La vieja Carly hoy saldrá a las calles, no pensaba volver a tomar sangre humana, de cierto modo me parece un poco asqueroso ahora. Es cierto que aún me llama la atención la sangre de los niños y su aroma es bastante apetitosa, pero esta vez era distinto, es otro el sentimiento que me provoca.

Necesito gente con la cual experimentar, y no siempre mis experimentos son exitosos, no siempre mis sujetos de prueba sobreviven, y tampoco me podía arriesgar a ser delatada por una de estas pobres almas en desgracia, mis queridos sujetos de prueba.

Me dirigí al "Hotel Pensylvania" (Xivi: "No es una falta ortográfica, el cartel luminoso está mal escrito") hasta el nombre promete, no sabía en qué lugar estaba, ni me importaba.

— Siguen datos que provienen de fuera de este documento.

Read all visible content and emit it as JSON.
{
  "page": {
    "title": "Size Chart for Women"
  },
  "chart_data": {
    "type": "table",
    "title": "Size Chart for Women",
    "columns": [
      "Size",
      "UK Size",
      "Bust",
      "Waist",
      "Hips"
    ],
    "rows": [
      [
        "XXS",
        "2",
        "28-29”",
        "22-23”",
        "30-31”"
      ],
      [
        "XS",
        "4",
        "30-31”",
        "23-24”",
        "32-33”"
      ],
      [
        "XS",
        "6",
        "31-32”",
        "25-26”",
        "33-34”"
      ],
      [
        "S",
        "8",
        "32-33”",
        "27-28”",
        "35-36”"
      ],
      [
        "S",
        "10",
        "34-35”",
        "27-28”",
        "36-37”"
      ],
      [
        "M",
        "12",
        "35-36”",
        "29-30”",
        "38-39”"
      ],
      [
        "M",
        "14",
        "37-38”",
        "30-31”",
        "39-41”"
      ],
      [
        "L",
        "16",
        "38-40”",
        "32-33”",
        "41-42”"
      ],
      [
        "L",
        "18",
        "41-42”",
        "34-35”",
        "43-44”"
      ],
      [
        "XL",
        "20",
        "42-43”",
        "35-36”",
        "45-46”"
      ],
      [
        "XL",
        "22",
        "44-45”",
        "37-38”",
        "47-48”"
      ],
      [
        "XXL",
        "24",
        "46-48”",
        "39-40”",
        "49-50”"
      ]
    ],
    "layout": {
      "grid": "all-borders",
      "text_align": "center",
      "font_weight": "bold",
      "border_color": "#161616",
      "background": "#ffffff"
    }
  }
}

Es verdad tenía un mapa, pero era inútil, nunca he comprendido estos aparatos, me desorientan; se alrededor de 150 idiomas perfectamente e incluso una que otra lengua muerta ¡Y NO PUEDO LEER UN ESTUPIDO MAPA!", así que no sabía dónde carajos estaba, pero eso poco me importaba, lo único que me importaba era el reporte del clima, en la pared de la oficina de turismo había pegado un cartel con el informe meteorológico que mostraba que en toda la semana sería muy lluviosa y sol pocas veces hacia acto de presencia en este pueblo, la crema que cree para inhibir el brillo vampírico solo un poco, lo suficiente como para que la piel de Renesme parece normal.

Camine por esa "peligrosas" calles, llenas de pobreza y sufrimiento; los niños sucios en la calle, los alcohólicos y prostitutas en cada esquina, paseándose de un lado a otro en búsqueda de algo de comida y poniendo su dignidad a la venta por solo unos cuantos centavos. Sin embargo, no todo en este mundo está perdido, no siempre la vida de la gente que vive aquí es gris, una que otra familia humilde con sus caras radiantes con ojos que reflejaban una fe y esperanza tremenda que probablemente ellos mismos tuvieron que plantar en sus corazones.

Al llegar al hotel me recibió una mujer regordeta barriendo la calle, me miro de pies a cabeza de una manera un poco confundida, mi ropa y pelo no concordaba con el ambiente del barrio, a pesar de mi cara de pocos amigos y mi estilo de ropa completamente oscuro, mi apariencia era el de una niña rica gótica. Llevaba una camisa negra Gucci, una camiseta de cuello alto color blanco Channel, un pantalón con rodillas rasgadas Louis Vuitton con unas medias de malla, unas botas grises HERMER Paris y una pequeña boina del mismo color GrabrielAgreste. Definitivamente necesito un disfraz.